The Brugmansia does not like cold weather, so it must be brought in if there is any chance of frost. It is a tropical that grows best in gardens in temperature hardiness zones 9-11. So once again it is a tyrant telling me to take it into my living room since I have no garage nor outbuildings. And since it grows so large when it is outdoors, it takes a strong back to dig it up and carry it indoors even after I have hacked it in half to fit through the front door and root cut it to fit back into the largest plastic pot I own. Some people leave it in a pot and do not put it in the ground when they put it outdoors. I am lucky to have the help of a strong young man who plants my brugmansia in the ground each year.

When I bring my Brugmansia indoors, it usually will bloom indoors. But it seems that most years when I bring it indoors the Brugmansia is a target for white flies that put an end to any flowers. That is upsetting, but makes me add the insect experience in the “Little Shop of Horrors” category.
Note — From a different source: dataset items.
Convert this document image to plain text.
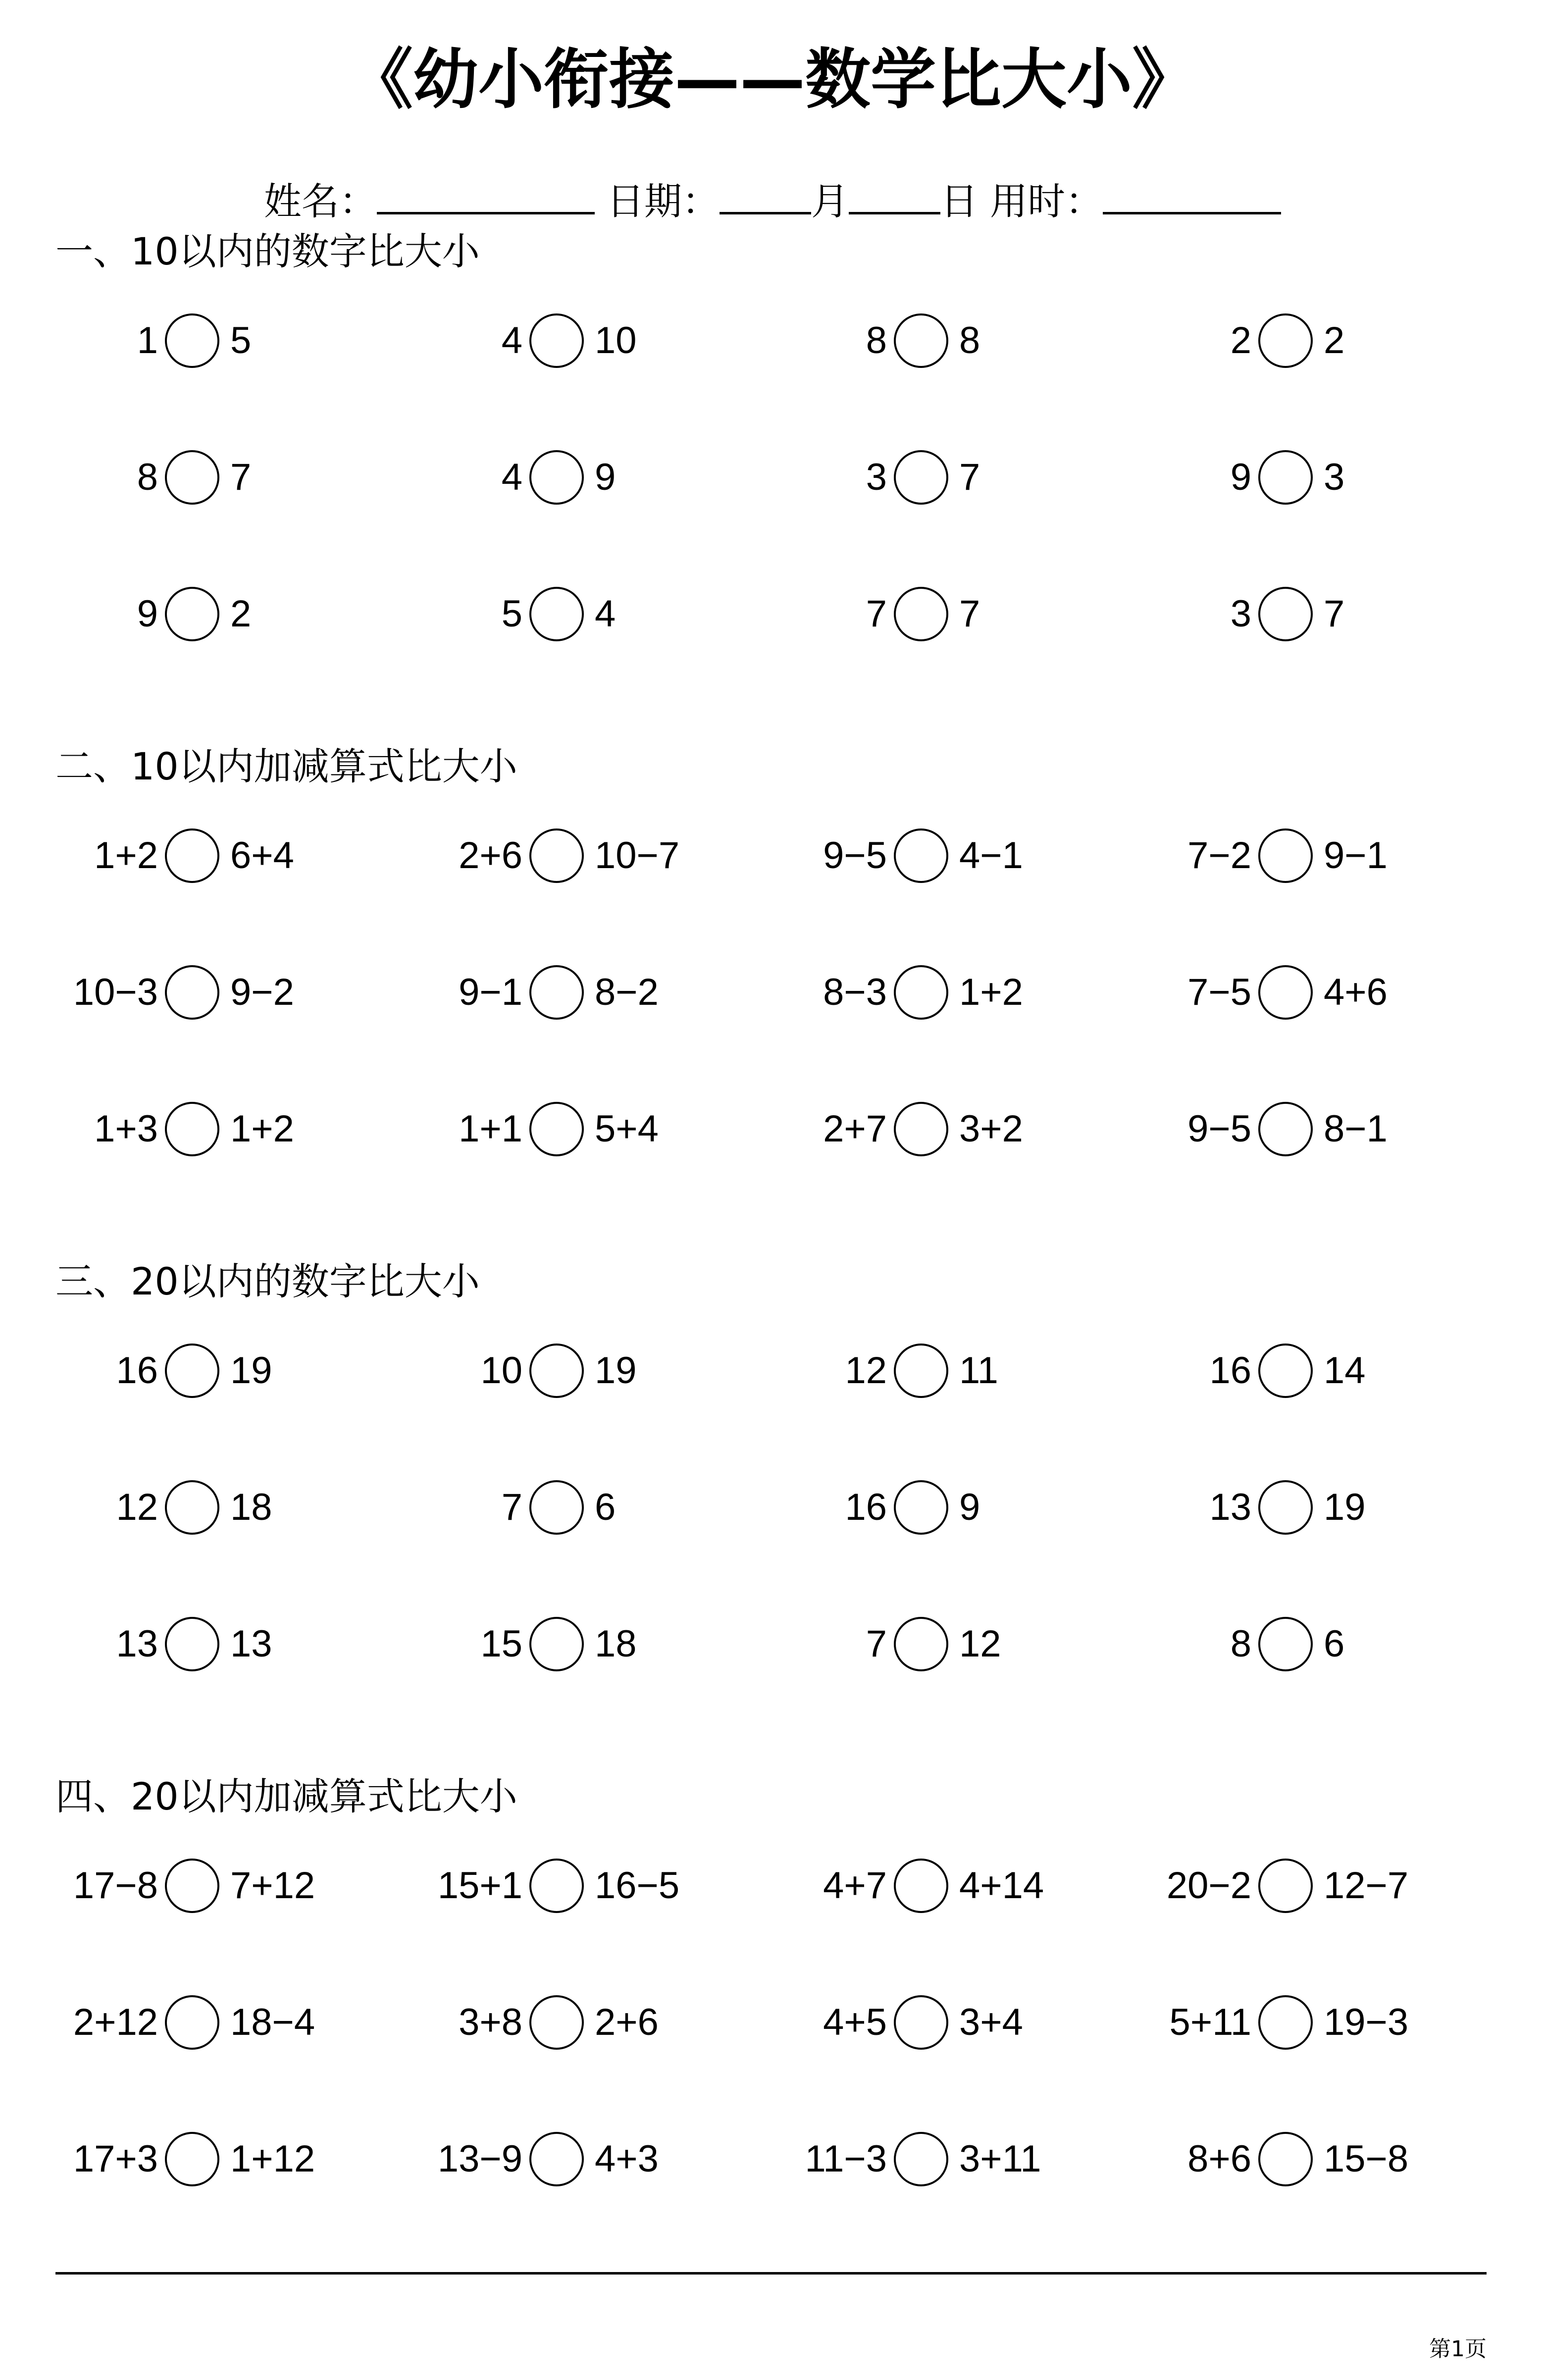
《幼小衔接——数学比大小》
姓名：	日期： 月 日 用时：
一、10以内的数字比大小
二、10以内加减算式比大小
三、20以内的数字比大小
四、20以内加减算式比大小
1 5	4 10	8 8	2 2
8 7	4 9	3 7	9 3
9 2	5 4	7 7	3 7
1+2 6+4	2+6 10−7	9−5 4−1	7−2 9−1
10−3 9−2	9−1 8−2	8−3 1+2	7−5 4+6
1+3 1+2	1+1 5+4	2+7 3+2	9−5 8−1
16 19	10 19	12 11	16 14
12 18	7 6	16 9	13 19
13 13	15 18	7 12	8 6
17−8 7+12	15+1 16−5	4+7 4+14	20−2 12−7
2+12 18−4	3+8 2+6	4+5 3+4	5+11 19−3
17+3 1+12	13−9 4+3	11−3 3+11	8+6 15−8
第1页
That being said, I find it all worthwhile putting up with this monster when it finally blooms. The flowers are spectacular. There is a reason that the common name for this plant is Angel’s trumpet. If the plant did not reward me in such a magnificent way, there would be no reason for me to keep it. But the show of flowers with the fragrance of baby powder is breathtaking.

 

Photo of a Brugmansia in TheGardenLady’s Garden taken by Maureen

If you would like a Brugmansia and know someone who has one or if you have one and want to give friends a plant, it is very easy to propagate. When I cut my plant in half in the fall before I bring it indoors, I cut off small branches from the thicker branches and stick these small branches in water. They usually root. I discard those that don’t and am usually left with enough rooted Brugmansias to give to lots of friends. That was how I got mine in the first place. They are so easy to root, that I know one horticulturist who now has a hedge of them. He has a heated greenhouse so he can bring lots of them in to overwinter. They can be grown in light shade as well as sun when placed outdoors in the late spring after the last frost.